Carbon tax headed to Supreme Court of Canada — Canadian Lawyer

Mar 2, 2020

When the Supreme Court of Canada rules on the constitutionality of the Greenhouse Gas Pollution Pricing Act (the Act), it will be among “the most important decisions to come out of the Supreme Court,” Osler partner Martin Ignasiak tells Canadian Lawyer. In his article, author Aidan Macnab discusses how the Act is heading to the Supreme Court in March. The article explains how three appellate court decisions on the Act’s constitutionality were split, with the Alberta Court of Appeal being the first to conclude the Act is unconstitutional (Ontario and Saskatchewan both upheld the Act’s constitutionality).
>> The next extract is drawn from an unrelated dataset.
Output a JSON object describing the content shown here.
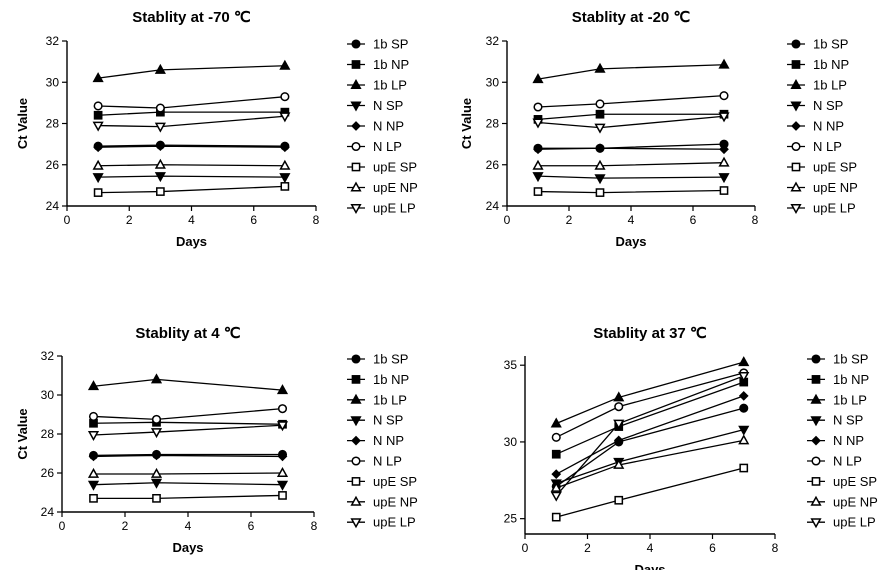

Martin, Co-Chair of Osler’s Regulatory, Environmental, Aboriginal and Land Group, offers his insights.

“It's very interesting. If we look across the country now, we've basically got eight justices who have said that the Greenhouse Gas Pollution Pricing Act is constitutional, and we have seven who have said it's not,” Martin tells Canadian Lawyer.

“Looking at the majority decision in the Alberta Court of Appeal, and including Justice Wakeling’s concurring reasons, I think they provide compelling arguments as to why upholding the constitutionality of the act is really going to change the constitutional balance in the country on a go-forward basis,” he says.

The article also details the reasons behind the appellate court decisions. Martin says that the “dissent from Ontario’s majority decision and the majority in Alberta were ‘fairly aligned’ in their reasoning, as was Alberta’s dissenter and Ontario’s majority.” He adds that the “Alberta court was correct in looking at environmental regulation, including greenhouse gas (GHG) regulation, as a tool that can potentially be used by the feds to ‘fundamentally change the constitutional balance of power.”